ENIAC and other early computers proved to many universities and corporations that the machines were worth the tremendous investment of money, space and manpower they demanded. (For example, ENIAC could solve in 30 seconds a missile-trajectory problem that could take a team of human “computers” 12 hours to complete.) At the same time, new technologies were making it possible to build computers that were smaller and more streamlined. In 1948, Bell Labs introduced the transistor, an electronic device that carried and amplified electrical current but was much smaller than the cumbersome vacuum tube. Ten years later, scientists at Texas Instruments and Fairchild Semiconductor came up with the integrated circuit, an invention that incorporated all of the computer’s electrical parts–transistors, capacitors, resistors and diodes–into a single silicon chip.

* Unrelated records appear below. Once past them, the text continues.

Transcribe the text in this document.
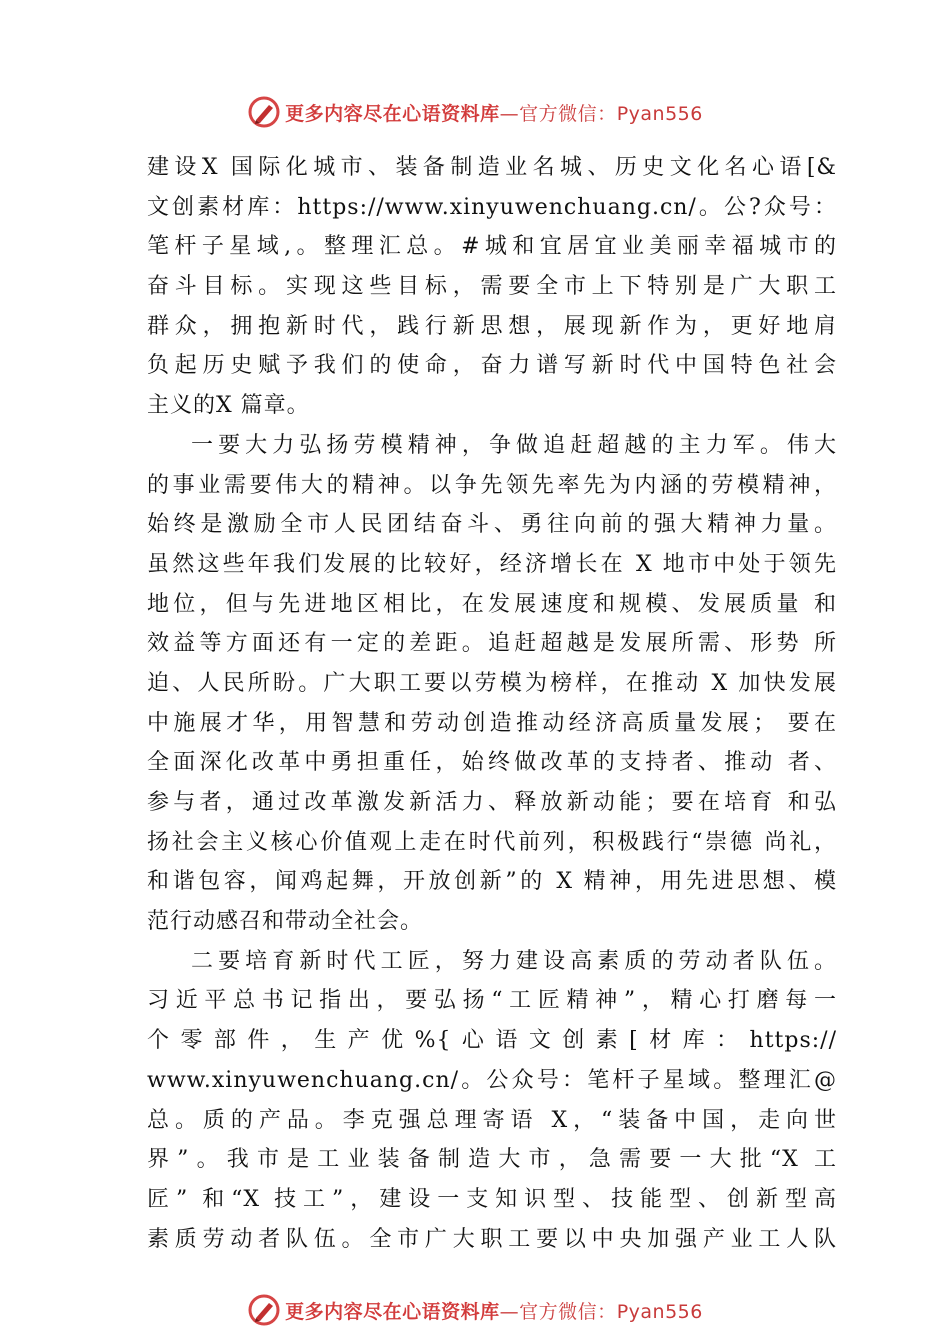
更多内容尽在心语资料库—官方微信：Pyan556
建设X 国际化城市、装备制造业名城、历史文化名心语[&
文创素材库：https://www.xinyuwenchuang.cn/。公?众号：
笔杆子星域,。整理汇总。#城和宜居宜业美丽幸福城市的
奋斗目标。实现这些目标，需要全市上下特别是广大职工
群众，拥抱新时代，践行新思想，展现新作为，更好地肩
负起历史赋予我们的使命，奋力谱写新时代中国特色社会
主义的X 篇章。
一要大力弘扬劳模精神，争做追赶超越的主力军。伟大
的事业需要伟大的精神。以争先领先率先为内涵的劳模精神，
始终是激励全市人民团结奋斗、勇往向前的强大精神力量。
虽然这些年我们发展的比较好，经济增长在 X 地市中处于领先
地位，但与先进地区相比，在发展速度和规模、发展质量 和
效益等方面还有一定的差距。追赶超越是发展所需、形势 所
迫、人民所盼。广大职工要以劳模为榜样，在推动 X 加快发展
中施展才华，用智慧和劳动创造推动经济高质量发展； 要在
全面深化改革中勇担重任，始终做改革的支持者、推动 者、
参与者，通过改革激发新活力、释放新动能；要在培育 和弘
扬社会主义核心价值观上走在时代前列，积极践行“崇德 尚礼，
和谐包容，闻鸡起舞，开放创新”的 X 精神，用先进思想、模
范行动感召和带动全社会。
二要培育新时代工匠，努力建设高素质的劳动者队伍。
习近平总书记指出，要弘扬“工匠精神”，精心打磨每一
个零部件，生产优%{心语文创素[材库：https://
www.xinyuwenchuang.cn/。公众号：笔杆子星域。整理汇@
总。质的产品。李克强总理寄语 X，“装备中国，走向世
界”。我市是工业装备制造大市，急需要一大批“X 工
匠” 和“X 技工”，建设一支知识型、技能型、创新型高
素质劳动者队伍。全市广大职工要以中央加强产业工人队
更多内容尽在心语资料库—官方微信：Pyan556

But one of the most significant of the inventions that paved the way for the PC revolution was the microprocessor. Before microprocessors were invented, computers needed a separate integrated-circuit chip for each one of their functions. (This was one reason the machines were still so large.) Microprocessors were the size of a thumbnail, and they could do things the integrated-circuit chips could not: They could run the computer’s programs, remember information and manage data all by themselves.

The first microprocessor on the market was developed in 1971 by an engineer at Intel named Ted Hoff. (Intel was located in California’s Santa Clara Valley, a place nicknamed “Silicon Valley” because of all the high-tech companies clustered around the Stanford Industrial Park there.) Intel’s first microprocessor, a 1/16-by-1/8-inch chip called the 4004, had the same computing power as the massive ENIAC.

The Invention of the PC

These innovations made it cheaper and easier to manufacture computers than ever before. As a result, the small, relatively inexpensive “microcomputer”–soon known as the “personal computer”–was born. In 1974, for instance, a company called Micro Instrumentation and Telemetry Systems (MITS) introduced a mail-order build-it-yourself computer kit called the Altair. Compared to earlier microcomputers, the Altair was a huge success: Thousands of people bought the $400 kit. However, it really did not do much. It had no keyboard and no screen, and its output was just a bank of flashing lights. Users input data by flipping toggle switches.

In 1975, MITS hired a pair of Harvard students named Paul G. Allen and Bill Gates to adapt the BASIC programming language for the Altair. The software made the computer easier to use, and it was a hit. In April 1975 the two young programmers took the money they made from “Altair BASIC” and formed a company of their own—Microsoft—that soon became an empire. 

The year after Gates and Allen started Microsoft, two engineers in the Homebrew Computer Club in Silicon Valley named Steve Jobs and Stephen Wozniak built a homemade computer that would likewise change the world. This computer, called the Apple I, was more sophisticated than the Altair: It had more memory, a cheaper microprocessor and a monitor with a screen. In April 1977, Jobs and Wozniak introduced the Apple II, which had a keyboard and a color screen. Also, users could store their data on an external cassette tape. (Apple soon swapped those tapes for floppy disks.) To make the Apple II as useful as possible, the company encouraged programmers to create “applications” for it. For example, a spreadsheet program called VisiCalc made the Apple a practical tool for all kinds of people (and businesses)–not just hobbyists.

The PC Revolution

The PC revolution had begun. Soon companies like Xerox, Tandy, Commodore and IBM had entered the market, and computers became ubiquitous in offices and eventually homes. Innovations like the “Graphical User Interface,” which allows users to select icons on the computer screen instead of writing complicated commands, and the computer mouse made PCs even more convenient and user-friendly. Today, laptops, smart phones and tablet computers allow us to have a PC with us wherever we go.